Le chef de l'état haïtien, Jovenel Moïse, annonce la poursuite de la politique de la carotte et du bâton à l'égard des gangs. Il exhorte les membres des groupes armés à négocier leur désarmement avec la Commission Nationale de Désarmement Démobilisation et Réinsertion (CNDDR). Il souligne qu'il s'agit de la meilleure option pour ces bandits. Dans le cas contraire ils se retrouveraient en prison ou tués lors d'affrontements avec les forces de l'ordre, prévient-il.

Le président Moïse nie toute connivence avec les groupes armés. Il rappelle qu'il est natif du Trou du Nord et ne saurait avoir des connexions avec des chefs de gang de la région métropolitaine de Port-au-Prince.

Le président haïtien appelle les membres de la CNDDR à négocier avec les bandits regroupés au sein de la fédération des gangs dénommé G 9.

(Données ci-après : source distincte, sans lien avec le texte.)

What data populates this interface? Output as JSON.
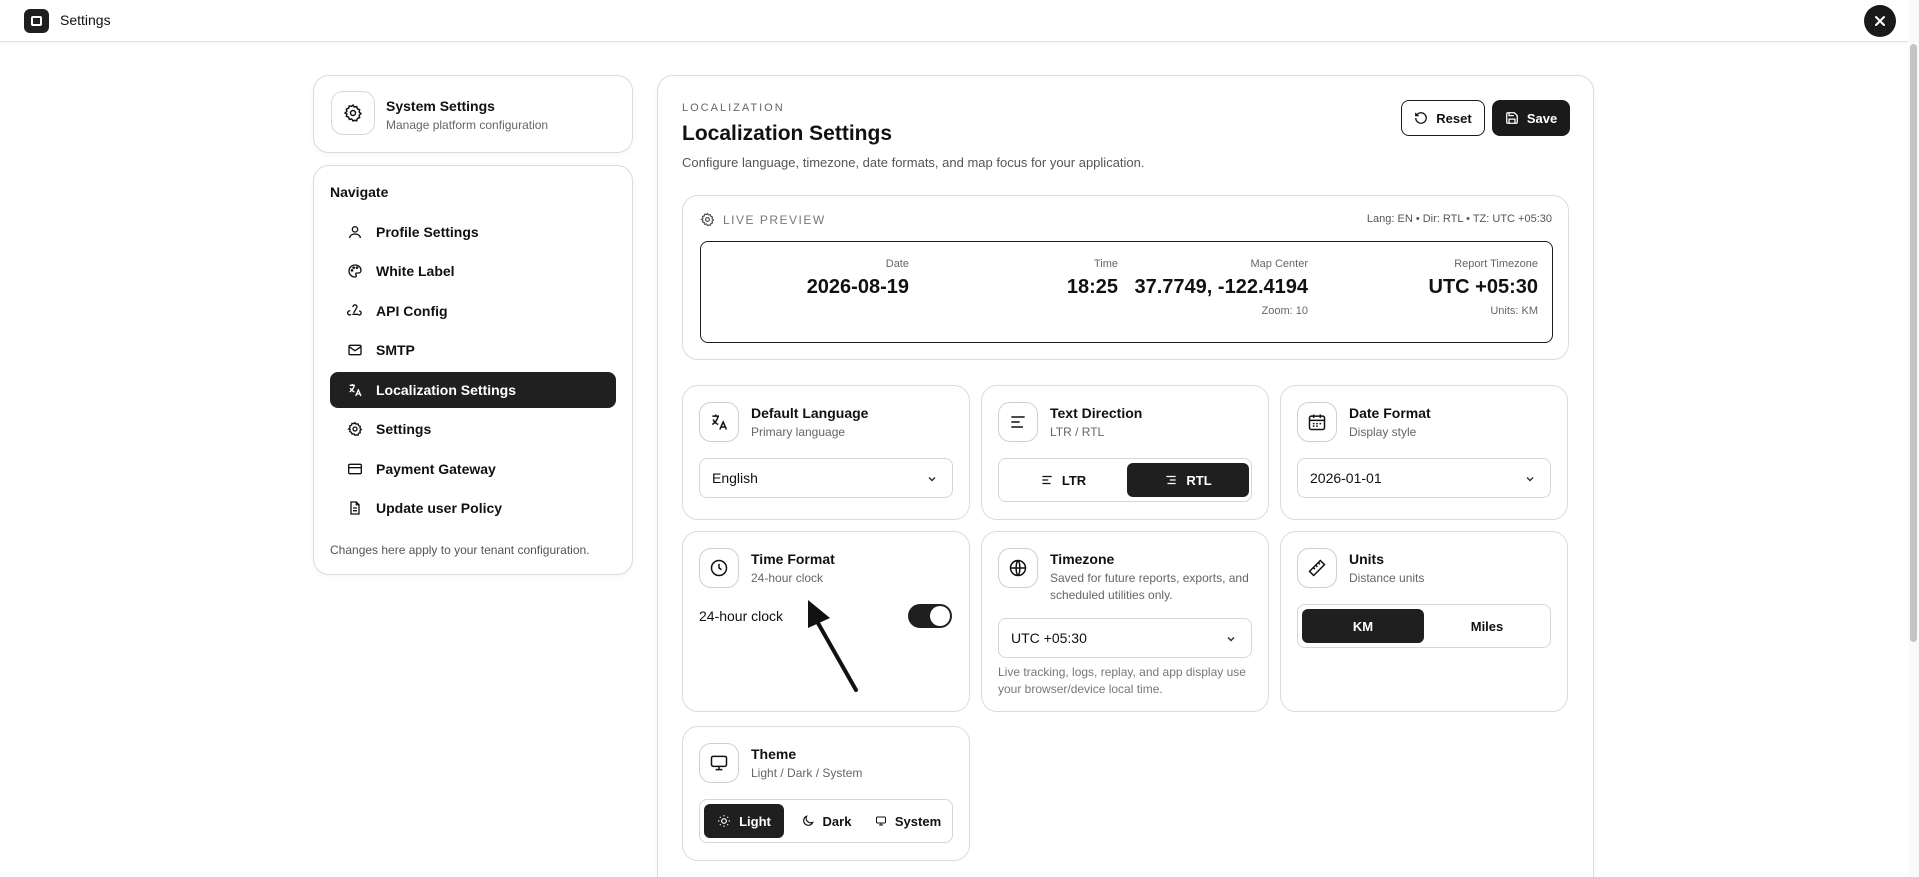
{
  "topbar": {
    "title": "Settings"
  },
  "system_card": {
    "title": "System Settings",
    "subtitle": "Manage platform configuration"
  },
  "nav": {
    "heading": "Navigate",
    "items": [
      {
        "label": "Profile Settings",
        "icon": "user-icon"
      },
      {
        "label": "White Label",
        "icon": "palette-icon"
      },
      {
        "label": "API Config",
        "icon": "webhook-icon"
      },
      {
        "label": "SMTP",
        "icon": "mail-icon"
      },
      {
        "label": "Localization Settings",
        "icon": "languages-icon",
        "active": true
      },
      {
        "label": "Settings",
        "icon": "gear-icon"
      },
      {
        "label": "Payment Gateway",
        "icon": "credit-card-icon"
      },
      {
        "label": "Update user Policy",
        "icon": "file-text-icon"
      }
    ],
    "footer": "Changes here apply to your tenant configuration."
  },
  "main": {
    "eyebrow": "LOCALIZATION",
    "title": "Localization Settings",
    "subtitle": "Configure language, timezone, date formats, and map focus for your application.",
    "reset_label": "Reset",
    "save_label": "Save"
  },
  "preview": {
    "label": "LIVE PREVIEW",
    "meta": "Lang: EN • Dir: RTL • TZ: UTC +05:30",
    "date_label": "Date",
    "date_value": "2026-08-19",
    "time_label": "Time",
    "time_value": "18:25",
    "map_label": "Map Center",
    "map_value": "37.7749, -122.4194",
    "zoom": "Zoom: 10",
    "tz_label": "Report Timezone",
    "tz_value": "UTC +05:30",
    "units": "Units: KM"
  },
  "cards": {
    "language": {
      "title": "Default Language",
      "subtitle": "Primary language",
      "value": "English"
    },
    "direction": {
      "title": "Text Direction",
      "subtitle": "LTR / RTL",
      "ltr": "LTR",
      "rtl": "RTL",
      "selected": "RTL"
    },
    "date_format": {
      "title": "Date Format",
      "subtitle": "Display style",
      "value": "2026-01-01"
    },
    "time_format": {
      "title": "Time Format",
      "subtitle": "24-hour clock",
      "toggle_label": "24-hour clock",
      "toggle_on": true
    },
    "timezone": {
      "title": "Timezone",
      "subtitle": "Saved for future reports, exports, and scheduled utilities only.",
      "value": "UTC +05:30",
      "note": "Live tracking, logs, replay, and app display use your browser/device local time."
    },
    "units": {
      "title": "Units",
      "subtitle": "Distance units",
      "km": "KM",
      "miles": "Miles",
      "selected": "KM"
    },
    "theme": {
      "title": "Theme",
      "subtitle": "Light / Dark / System",
      "light": "Light",
      "dark": "Dark",
      "system": "System",
      "selected": "Light"
    }
  }
}
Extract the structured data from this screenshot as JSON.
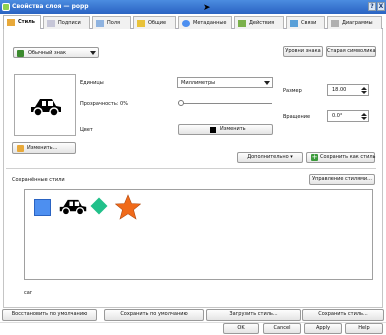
{
  "window": {
    "title": "Свойства слоя — рорр",
    "help_label": "?",
    "close_label": "X"
  },
  "tabs": [
    {
      "label": "Стиль",
      "color": "#e8a93a"
    },
    {
      "label": "Подписи",
      "color": "#c7c7d8"
    },
    {
      "label": "Поля",
      "color": "#8fb3e0"
    },
    {
      "label": "Общие",
      "color": "#e8c23a"
    },
    {
      "label": "Метаданные",
      "color": "#4d8ff0"
    },
    {
      "label": "Действия",
      "color": "#7ab04b"
    },
    {
      "label": "Связи",
      "color": "#5aa0d8"
    },
    {
      "label": "Диаграммы",
      "color": "#b0b0b0"
    }
  ],
  "style": {
    "symbol_type": "Обычный знак",
    "level_button": "Уровни знака",
    "old_symbology_button": "Старая символика",
    "units_label": "Единицы",
    "units_value": "Миллиметры",
    "transparency_label": "Прозрачность: 0%",
    "transparency_value": 0,
    "color_label": "Цвет",
    "color_button": "Изменить",
    "size_label": "Размер",
    "size_value": "18.00",
    "rotation_label": "Вращение",
    "rotation_value": "0.0°",
    "change_button": "Изменить...",
    "more_button": "Дополнительно ▾",
    "save_style_button": "Сохранить как стиль",
    "saved_styles_label": "Сохранённые стили",
    "manage_styles_button": "Управление стилями...",
    "saved_symbols": [
      {
        "icon": "square-icon",
        "color": "#4d8ff0"
      },
      {
        "icon": "car-icon",
        "color": "#000000"
      },
      {
        "icon": "diamond-icon",
        "color": "#21c08a"
      },
      {
        "icon": "star-icon",
        "color": "#f06a1a"
      }
    ],
    "filter_text": "car"
  },
  "footer": {
    "restore_default": "Восстановить по умолчанию",
    "save_default": "Сохранить по умолчанию",
    "load_style": "Загрузить стиль...",
    "save_style": "Сохранить стиль...",
    "ok": "OK",
    "cancel": "Cancel",
    "apply": "Apply",
    "help": "Help"
  }
}
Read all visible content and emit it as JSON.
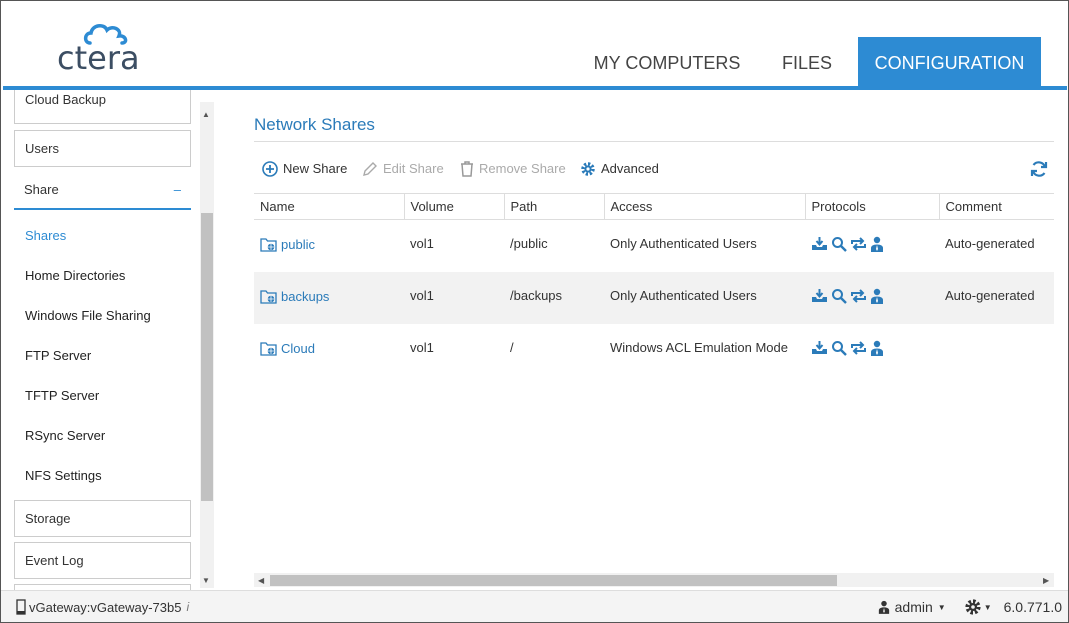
{
  "logo": {
    "text": "ctera"
  },
  "nav": {
    "tabs": [
      {
        "label": "MY COMPUTERS",
        "active": false
      },
      {
        "label": "FILES",
        "active": false
      },
      {
        "label": "CONFIGURATION",
        "active": true
      }
    ]
  },
  "sidebar": {
    "top_partial": "Cloud Backup",
    "items": [
      {
        "label": "Users"
      },
      {
        "label": "Share",
        "expanded_symbol": "–"
      }
    ],
    "sub_items": [
      {
        "label": "Shares",
        "active": true
      },
      {
        "label": "Home Directories"
      },
      {
        "label": "Windows File Sharing"
      },
      {
        "label": "FTP Server"
      },
      {
        "label": "TFTP Server"
      },
      {
        "label": "RSync Server"
      },
      {
        "label": "NFS Settings"
      }
    ],
    "bottom_items": [
      {
        "label": "Storage"
      },
      {
        "label": "Event Log"
      }
    ]
  },
  "main": {
    "title": "Network Shares",
    "toolbar": {
      "new_share": "New Share",
      "edit_share": "Edit Share",
      "remove_share": "Remove Share",
      "advanced": "Advanced"
    },
    "columns": [
      "Name",
      "Volume",
      "Path",
      "Access",
      "Protocols",
      "Comment"
    ],
    "rows": [
      {
        "name": "public",
        "volume": "vol1",
        "path": "/public",
        "access": "Only Authenticated Users",
        "comment": "Auto-generated"
      },
      {
        "name": "backups",
        "volume": "vol1",
        "path": "/backups",
        "access": "Only Authenticated Users",
        "comment": "Auto-generated"
      },
      {
        "name": "Cloud",
        "volume": "vol1",
        "path": "/",
        "access": "Windows ACL Emulation Mode",
        "comment": ""
      }
    ],
    "protocol_icons": [
      "download-tray-icon",
      "search-icon",
      "sync-arrows-icon",
      "user-tie-icon"
    ]
  },
  "status": {
    "device": "vGateway:vGateway-73b5",
    "user": "admin",
    "version": "6.0.771.0"
  },
  "colors": {
    "accent": "#2d8bd3",
    "link": "#2b7bb9",
    "logo": "#3c4e63"
  }
}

Il accuse au contraire des leaders de l'opposition d'avoir instrumentalisé les gangs lors du mouvement de contestation populaire de pays en 2019. Selon le président Moïse les membres des gangs avaient aidé à protéger les gigantesques barricades érigées dans la région métropolitaine notamment.

De l'avis du président Moïse certains de ces chefs de gang ont pris conscience de leur situation et ne veulent plus faire le jeu des politiques.